FASB releases standard for convertible instruments and contracts

Register now

The Financial Accounting Standards Board released a new accounting standards update Wednesday aimed at improving financial reporting associated with accounting for convertible instruments and contracts in an entity’s own equity.

The update promises to ease the accounting for convertible instruments by removing major separation models required under current U.S. GAAP. Under the new standard, more convertible debt instruments will be reported as a single liability instrument and more convertible preferred stock as a single equity instrument with no separate accounting for embedded conversion features. The update gets rid of some settlement conditions that are required for equity contracts to qualify for the derivative scope exception, which will allow more equity contracts to qualify for it. The accounting standards update also simplifies the diluted earnings per share calculation in some ways.

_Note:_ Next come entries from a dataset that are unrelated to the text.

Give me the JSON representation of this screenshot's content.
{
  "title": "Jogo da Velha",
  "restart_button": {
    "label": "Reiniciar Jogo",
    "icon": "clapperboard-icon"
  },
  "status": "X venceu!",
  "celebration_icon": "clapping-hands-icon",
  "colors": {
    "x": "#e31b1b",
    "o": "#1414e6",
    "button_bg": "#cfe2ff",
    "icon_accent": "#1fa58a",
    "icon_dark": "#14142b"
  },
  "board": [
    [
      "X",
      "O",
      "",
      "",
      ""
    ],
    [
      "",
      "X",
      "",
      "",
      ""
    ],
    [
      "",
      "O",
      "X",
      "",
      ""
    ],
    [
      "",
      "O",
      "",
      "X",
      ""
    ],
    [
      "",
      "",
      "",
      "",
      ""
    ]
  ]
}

“The ASU is an important step in simplifying a complex area of accounting guidance that has been a frequent source of financial statement restatements,” said FASB vice chairman James L. Kroeker (pictured) in a statement Wednesday. “We expect it to improve comparability of information for financial statement users and reduce cost and complexity for preparers and auditors.”

The update is effective for public business entities that meet the definition of a Securities and Exchange Commission filer, except for entities that are eligible to be considered smaller reporting companies, as defined by the SEC, for fiscal years starting after Dec. 15, 2021, including interim periods within those fiscal years. For all other entities, the standard will take effect for fiscal years starting after Dec. 15, 2023, including interim periods within those fiscal years. Early adoption will be allowed.

In its original exposure draft of the standard last July, FASB also proposed to simplify the accounting for equity contracts by reducing form-over-substance-based accounting conclusions that are influenced by remote contingent events when assessing the derivatives scope exception. But based on mixed feedback received from stakeholders during the public comment period, FASB opted not to include those proposed changes in the final standard. Nevertheless, FASB plans to continue to explore improvements in that facet of the guidance in a separate Phase 2 project.

The ASU, a FASB in Focus overview, and a video about the standard are available at www.fasb.org.